Uma das fontes de mitos institucionais advém de atores com poder de utilizar sua
legitimidade de modo oficial valendo-se de aspectos coercitivo para impor sua autoridade,
como o aparato do sistema judiciário que cria mandatos legais, regras elaboradas pelas
organizações, ou entidades profissionais que podem exigir licenças e pré-requisitos para o
exercício de determinadas atividades. Powell e DiMaggio (1991) reforçam que atores
significativos nesse ambiente institucional podem impulsionar a legitimidade de certa
organização quando esta ainda não possui um processo estruturado de legitimação ou passa
por dificuldades. Vários aspectos da atividade policial enquadram-se nesse processo de
isomorfismo coercitivo, criando mitos que derivam desse processo (CRANK e
LANGWORTH, 1992), pois as organizações policiais são forçadas a adotar práticas
oficialmente aceitas de modo a preservar sua legitimidade (SOARES, 2000).
das negociações entre a polícia e os sindicatos de policiais, que estruturam o mito de que o
policial é e pode ser altamente discricionário, pois as normas fixadas entre organização
policial e sindicato o protegem. Na realidade, Bittner (2003) destaca que esse mito pode ser
desconstruído frente aos registros de abuso de força pelos indivíduos das organizações
policiais, além das ações dos chefes de polícia com sua ingerência sobre os casos a serem
solucionados. As associações de policiais militares no Brasil atuam ainda timidamente quanto
a estas questões devido a impedimentos legais, mas estão se fortalecendo para buscar
interlocução qualificada institucionalmente.
Para Meyer e Rowan (1977) outra fonte para a construção do mito institucional envolve o
papel do líder da organização policial na construção e modelagem do mito. Para ganhar apoio
da população, o chefe de polícia geralmente adota uma imagem de combate ao crime,
moldando toda a organização para essa atividade, e com isso justificam os orçamentos para
aumentar a capacidade da organização policial em combater o crime. O exemplo do
Comissário Bratton na cidade de Nova Iorque nos Estados Unidos (BRATTON e KNOBLER,
1998), e a difusão do seu padrão de atuação nos departamentos de polícia em diversos lugares
do mundo confirma a validade dessa construção (BAYLEY e SHEARING, 2001).

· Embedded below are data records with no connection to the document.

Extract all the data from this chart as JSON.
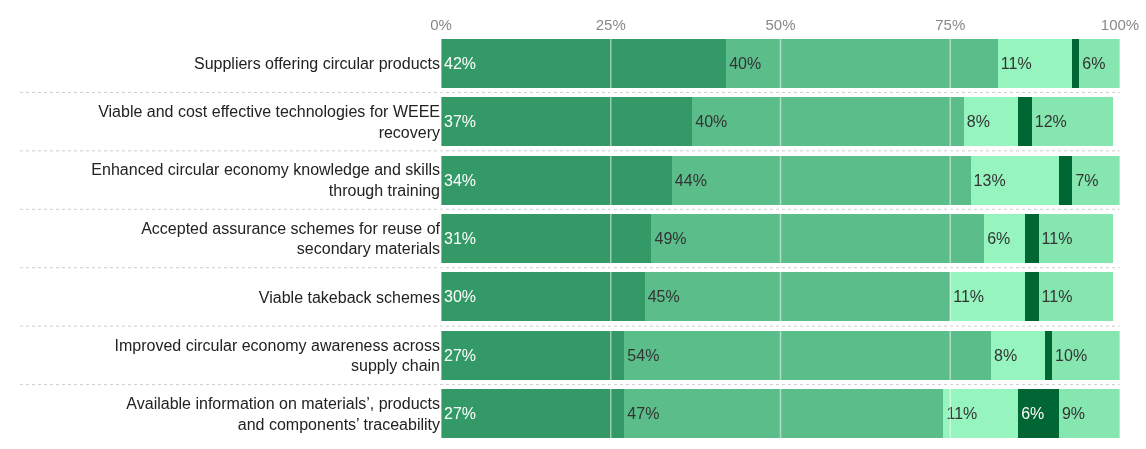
{
  "chart_data": {
    "type": "bar",
    "orientation": "horizontal",
    "stacked": true,
    "categories": [
      "Suppliers offering circular products",
      "Viable and cost effective technologies for WEEE recovery",
      "Enhanced circular economy knowledge and skills through training",
      "Accepted assurance schemes for reuse of secondary materials",
      "Viable takeback schemes",
      "Improved circular economy awareness across supply chain",
      "Available information on materials’, products and components’ traceability"
    ],
    "series": [
      {
        "color": "#339966",
        "values": [
          42,
          37,
          34,
          31,
          30,
          27,
          27
        ],
        "value_labels": [
          "42%",
          "37%",
          "34%",
          "31%",
          "30%",
          "27%",
          "27%"
        ]
      },
      {
        "color": "#5bbd8a",
        "values": [
          40,
          40,
          44,
          49,
          45,
          54,
          47
        ],
        "value_labels": [
          "40%",
          "40%",
          "44%",
          "49%",
          "45%",
          "54%",
          "47%"
        ]
      },
      {
        "color": "#96f5bf",
        "values": [
          11,
          8,
          13,
          6,
          11,
          8,
          11
        ],
        "value_labels": [
          "11%",
          "8%",
          "13%",
          "6%",
          "11%",
          "8%",
          "11%"
        ]
      },
      {
        "color": "#006633",
        "values": [
          1,
          2,
          2,
          2,
          2,
          1,
          6
        ],
        "value_labels": [
          null,
          null,
          null,
          null,
          null,
          null,
          "6%"
        ]
      },
      {
        "color": "#86e6b0",
        "values": [
          6,
          12,
          7,
          11,
          11,
          10,
          9
        ],
        "value_labels": [
          "6%",
          "12%",
          "7%",
          "11%",
          "11%",
          "10%",
          "9%"
        ]
      }
    ],
    "xlim": [
      0,
      100
    ],
    "xticks": [
      {
        "value": 0,
        "label": "0%"
      },
      {
        "value": 25,
        "label": "25%"
      },
      {
        "value": 50,
        "label": "50%"
      },
      {
        "value": 75,
        "label": "75%"
      },
      {
        "value": 100,
        "label": "100%"
      }
    ],
    "grid": "x"
  }
}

Quando das crises de legitimidade da organização policial são escolhidos atores relevantes
para que cerimônias possam legitimar o conflito e solucioná-los de modo que as forças
envolvidas se acomodem novamente e novos mitos possam se estabelecer. Conflitos
intradepartamentais são comuns nas organizações, assim como conflitos entre as
organizações. De modo geral, no modelo institucional quando da perda de legitimidade, o
próprio processo de degradação moral é marcado por rituais e com a mudança do dirigente da
organização policial. Quando desse fenômeno, qualquer incidente pode provocar a troca do
comando, seja o uso excessivo da força por parte de um dos membros da corporação,
descoberta de corrupção pela imprensa, a insatisfação por parte do prefeito ou governador
com a criminalidade, por exemplo. A troca dos dirigentes é um ato pensado para restaurar a
legitimidade sob o novo comando (WILSON, 1989).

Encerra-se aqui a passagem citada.